Eğitimler verildi, kurslar tamamlandı ve beş bin kişilik ilk kafile yurt dışındaki farklı kentlere gönderildi. Ülke yavaş yavaş tüm dilencilerden arındırıldı, dilenci ihracatında diğer gelişen ve gelişmemiş ülkelerle kıyaslanamayacak sayılara ulaştı.  Sokaklarda artık bir tane bile sağlıksız, üstü başı kirli ve yırtık insan kalmamıştı. Artık her yerde; temiz ve iyi giyimli insanlar, işinde gücünde vatandaşlar görülüyordu. Yaklaşık bir yıllık yoğun bir çalışmanın sonucunda hükümet kentleri urlarından temizlemeyi başarmıştı. Yurt dışından gelen turistler bile şaşırıyordu sokaklarda yürüdüklerinde. “Hani” diyorlardı, “hani burası Avrupa kadar zengin olmayan gelişmekte olan bir ülkeydi! Bizim kentlerimizde bile bir sürü dilenci var.”

Oysa göremiyorlardı turistler yer altına çekilmiş, yukarı doğru değil de aşağı doğru büyüyen, kök salan urları. Artık insanlar sanal yolla dilenmeye başlamışlar, hemen her web sayfasının sağında solunda oturup dilenen animasyon figürleri belirmişti. Kredi kartınızla ya da posta yoluyla üç-beş metal para yardım etmek kimsenin bütçesini sarsmazdı. Hem internet sayesinde dilenciler kendilerini daha iyi ifade eder olmuşlardı. Kullanıcı; resmin üzerine gelince dilencinin profilini görebiliyor, diğer acındırıcı resimlerine bakabiliyor, en Arabesk filmlere taş çıkartacak hayat hikayesini okuyabiliyordu. Ayrıca yine internet sayesinde sokakların, caddelerin, illerin sınırlarını da aşmış oluyordu dilenciler. Bir dilenci herhangi bir günde Amerika’daki günahkar yaşlı bir Katolik kadından 1000 dolar, Singapur’da oğlunu sınava sokacak bir zengin bürokrattan 5000 dolar kazanabiliyordu. Artık iş pazarlama ve kendini iyi satma noktasına gelmişti. Kimi dilenciler gizliden reklam ajanslarıyla anlaşıp, kendi PR yönetimleriyle ilgilenmeye başladılar. Kimisi de yeni sanal dilencilere ön ayak olmak için reklamcılık firmaları açtılar. Bu kadar zeki olmayıp, dilenmekten vaz geçenler ise iş bulup çalıştılar ama nedense ülkedeki üretim istatistiklerinde bir artış gözlemlenmedi. Bir yandan işgücü artmıştı ama yapılan iş aynıydı. Hem aldatmacalar, kandırmacalar, birbirinin kuyusunu kazmalar, hayali işler daha bir artmış, ülke ekonomisi tarifi imkansız bir balonun içinde buluvermişti kendisini.

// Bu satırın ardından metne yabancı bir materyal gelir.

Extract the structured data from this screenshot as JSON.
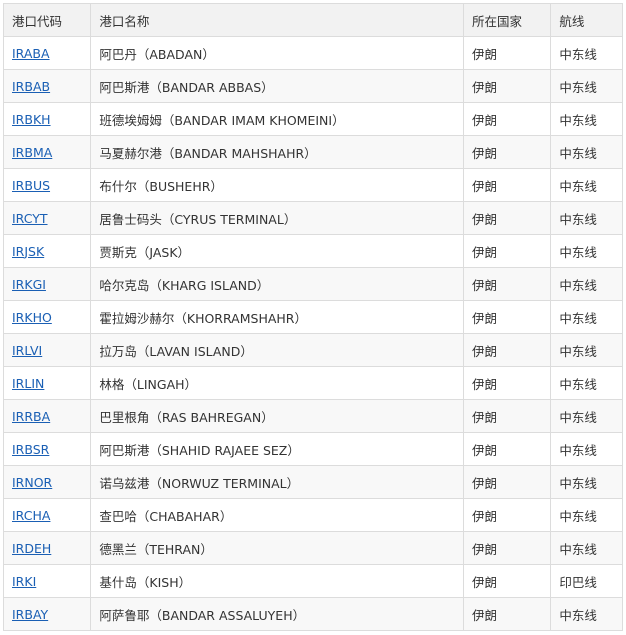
{
  "table": {
    "headers": [
      "港口代码",
      "港口名称",
      "所在国家",
      "航线"
    ],
    "rows": [
      {
        "code": "IRABA",
        "name": "阿巴丹（ABADAN）",
        "country": "伊朗",
        "route": "中东线"
      },
      {
        "code": "IRBAB",
        "name": "阿巴斯港（BANDAR ABBAS）",
        "country": "伊朗",
        "route": "中东线"
      },
      {
        "code": "IRBKH",
        "name": "班德埃姆姆（BANDAR IMAM KHOMEINI）",
        "country": "伊朗",
        "route": "中东线"
      },
      {
        "code": "IRBMA",
        "name": "马夏赫尔港（BANDAR MAHSHAHR）",
        "country": "伊朗",
        "route": "中东线"
      },
      {
        "code": "IRBUS",
        "name": "布什尔（BUSHEHR）",
        "country": "伊朗",
        "route": "中东线"
      },
      {
        "code": "IRCYT",
        "name": "居鲁士码头（CYRUS TERMINAL）",
        "country": "伊朗",
        "route": "中东线"
      },
      {
        "code": "IRJSK",
        "name": "贾斯克（JASK）",
        "country": "伊朗",
        "route": "中东线"
      },
      {
        "code": "IRKGI",
        "name": "哈尔克岛（KHARG ISLAND）",
        "country": "伊朗",
        "route": "中东线"
      },
      {
        "code": "IRKHO",
        "name": "霍拉姆沙赫尔（KHORRAMSHAHR）",
        "country": "伊朗",
        "route": "中东线"
      },
      {
        "code": "IRLVI",
        "name": "拉万岛（LAVAN ISLAND）",
        "country": "伊朗",
        "route": "中东线"
      },
      {
        "code": "IRLIN",
        "name": "林格（LINGAH）",
        "country": "伊朗",
        "route": "中东线"
      },
      {
        "code": "IRRBA",
        "name": "巴里根角（RAS BAHREGAN）",
        "country": "伊朗",
        "route": "中东线"
      },
      {
        "code": "IRBSR",
        "name": "阿巴斯港（SHAHID RAJAEE SEZ）",
        "country": "伊朗",
        "route": "中东线"
      },
      {
        "code": "IRNOR",
        "name": "诺乌兹港（NORWUZ TERMINAL）",
        "country": "伊朗",
        "route": "中东线"
      },
      {
        "code": "IRCHA",
        "name": "查巴哈（CHABAHAR）",
        "country": "伊朗",
        "route": "中东线"
      },
      {
        "code": "IRDEH",
        "name": "德黑兰（TEHRAN）",
        "country": "伊朗",
        "route": "中东线"
      },
      {
        "code": "IRKI",
        "name": "基什岛（KISH）",
        "country": "伊朗",
        "route": "印巴线"
      },
      {
        "code": "IRBAY",
        "name": "阿萨鲁耶（BANDAR ASSALUYEH）",
        "country": "伊朗",
        "route": "中东线"
      }
    ]
  }
}
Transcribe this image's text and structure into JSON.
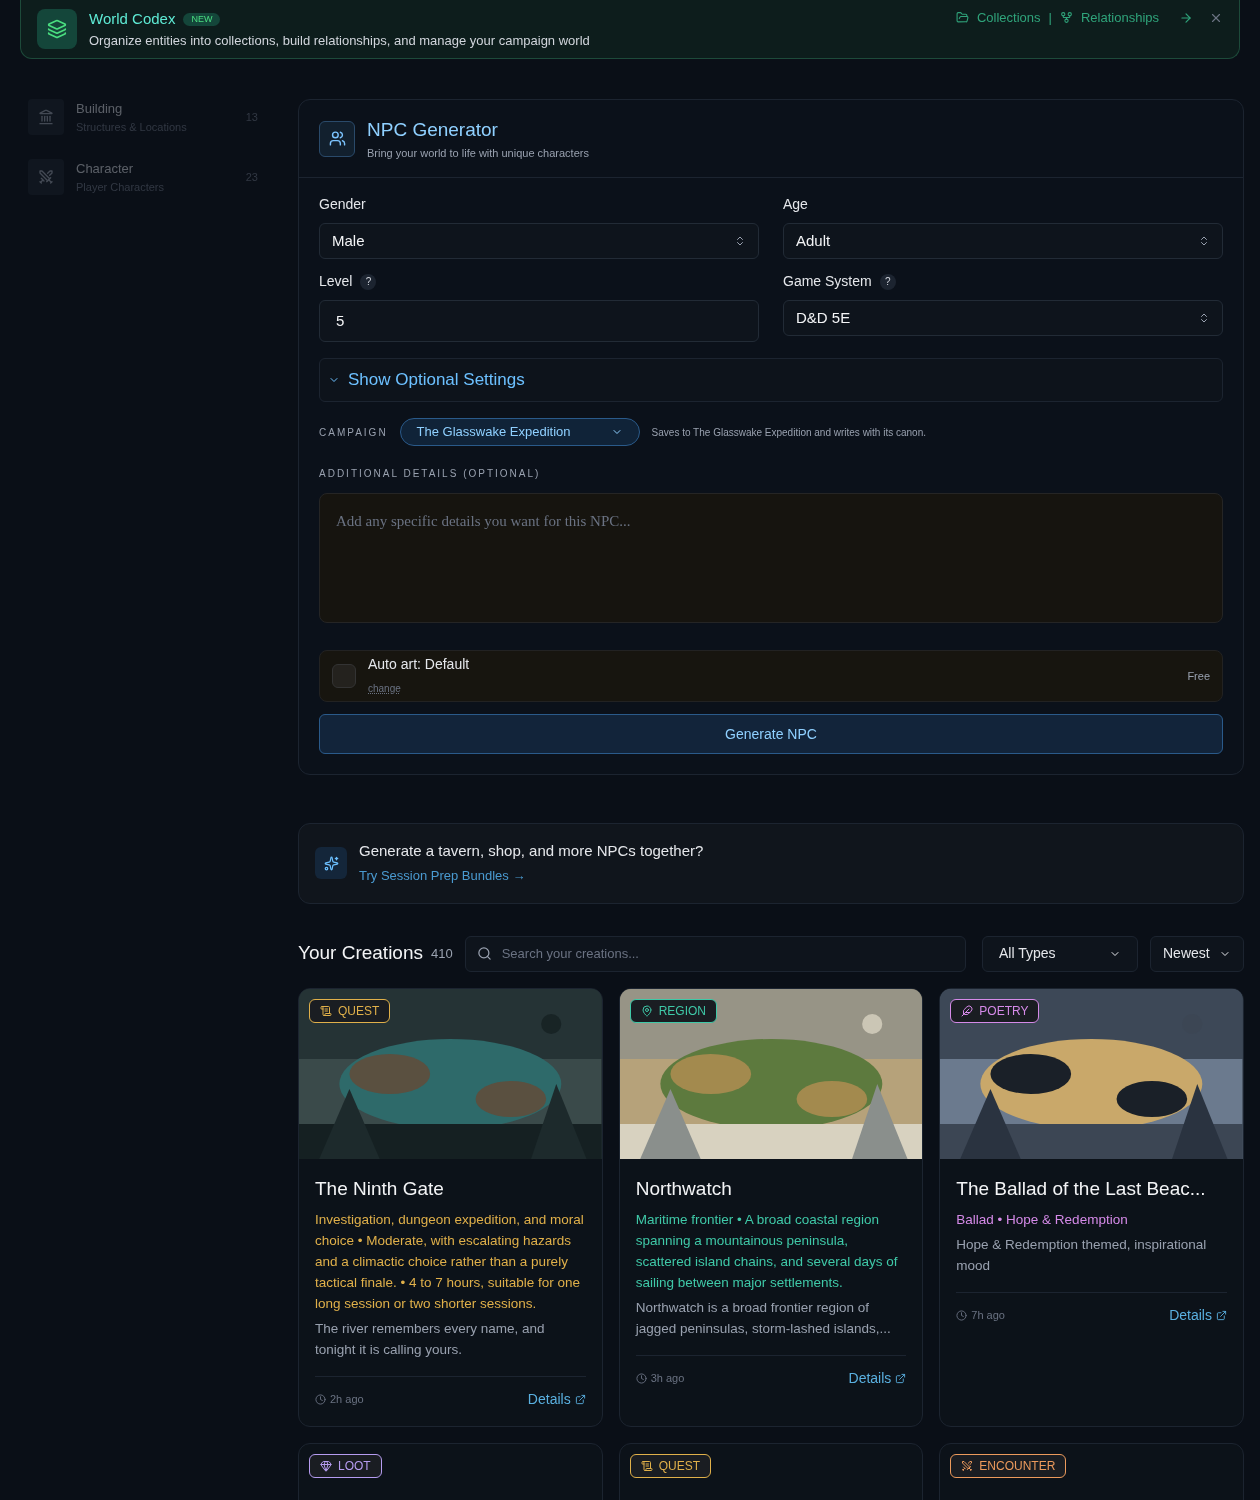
{
  "header": {
    "title": "World Codex",
    "badge": "NEW",
    "subtitle": "Organize entities into collections, build relationships, and manage your campaign world",
    "links": [
      "Collections",
      "Relationships"
    ],
    "separator": "|"
  },
  "sidebar": {
    "items": [
      {
        "kind": "building",
        "title": "Building",
        "subtitle": "Structures & Locations",
        "count": "13"
      },
      {
        "kind": "character",
        "title": "Character",
        "subtitle": "Player Characters",
        "count": "23"
      }
    ]
  },
  "generator": {
    "title": "NPC Generator",
    "subtitle": "Bring your world to life with unique characters",
    "fields": [
      {
        "kind": "select",
        "label": "Gender",
        "value": "Male"
      },
      {
        "kind": "select",
        "label": "Age",
        "value": "Adult"
      },
      {
        "kind": "input",
        "label": "Level",
        "help": "?",
        "value": "5"
      },
      {
        "kind": "select",
        "label": "Game System",
        "help": "?",
        "value": "D&D 5E"
      }
    ],
    "optional": {
      "label": "Show Optional Settings",
      "expanded": false
    },
    "campaign": {
      "label": "CAMPAIGN",
      "value": "The Glasswake Expedition",
      "note": "Saves to The Glasswake Expedition and writes with its canon."
    },
    "details": {
      "label": "ADDITIONAL DETAILS (OPTIONAL)",
      "placeholder": "Add any specific details you want for this NPC..."
    },
    "auto_art": {
      "label": "Auto art: Default",
      "link": "change",
      "price": "Free",
      "checked": false
    },
    "button": "Generate NPC"
  },
  "promo": {
    "text": "Generate a tavern, shop, and more NPCs together?",
    "link": "Try Session Prep Bundles →"
  },
  "creations": {
    "title": "Your Creations",
    "count": "410",
    "search": {
      "placeholder": "Search your creations..."
    },
    "filters": [
      "All Types",
      "Newest"
    ],
    "cards": [
      {
        "kind": "quest",
        "badge": "QUEST",
        "color": "#e0b04a",
        "title": "The Ninth Gate",
        "meta": "Investigation, dungeon expedition, and moral choice • Moderate, with escalating hazards and a climactic choice rather than a purely tactical finale. • 4 to 7 hours, suitable for one long session or two shorter sessions.",
        "description": "The river remembers every name, and tonight it is calling yours.",
        "time": "2h ago",
        "action": "Details"
      },
      {
        "kind": "region",
        "badge": "REGION",
        "color": "#3fc9a8",
        "title": "Northwatch",
        "meta": "Maritime frontier • A broad coastal region spanning a mountainous peninsula, scattered island chains, and several days of sailing between major settlements.",
        "description": "Northwatch is a broad frontier region of jagged peninsulas, storm-lashed islands,...",
        "time": "3h ago",
        "action": "Details"
      },
      {
        "kind": "poetry",
        "badge": "POETRY",
        "color": "#d58ae8",
        "title": "The Ballad of the Last Beac...",
        "meta": "Ballad • Hope & Redemption",
        "description": "Hope & Redemption themed, inspirational mood",
        "time": "7h ago",
        "action": "Details"
      },
      {
        "kind": "loot",
        "badge": "LOOT",
        "color": "#b69cf0"
      },
      {
        "kind": "quest",
        "badge": "QUEST",
        "color": "#e0b04a"
      },
      {
        "kind": "encounter",
        "badge": "ENCOUNTER",
        "color": "#ec9a5c"
      }
    ]
  }
}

Yurt dışına gönderilen dilencilerin hemen hepsi ise vergi yükünden kurtulmak için birkaç ay içinde izlerini kaybettirmişlerdi. Bir kısmı kaçak yollarla ülkeye geri dönmüş olsa da pek çoğu gönderildikleri yerin vatandaşlığına geçip, kendilerine verilen geçici işlerle hayatlarını kazanmaya başlamışlardı. Hükümet büyük bir hevesle başladıkları projenin daha ilk adımında bu derece başarısızlıkla sonuçlanmasından dolayı büyük bir hayal kırıklığına uğramış olsa da bunu halkına itiraf edemeyeceği için sayıları uzun süre sakladı. Dünyanın en dilencisiz ülkesinin naif vatandaşları, hep ilk on ekonomiye girecekleri günleri hayal ederek, yıllarca aynı partiye oy vermeye devam etti.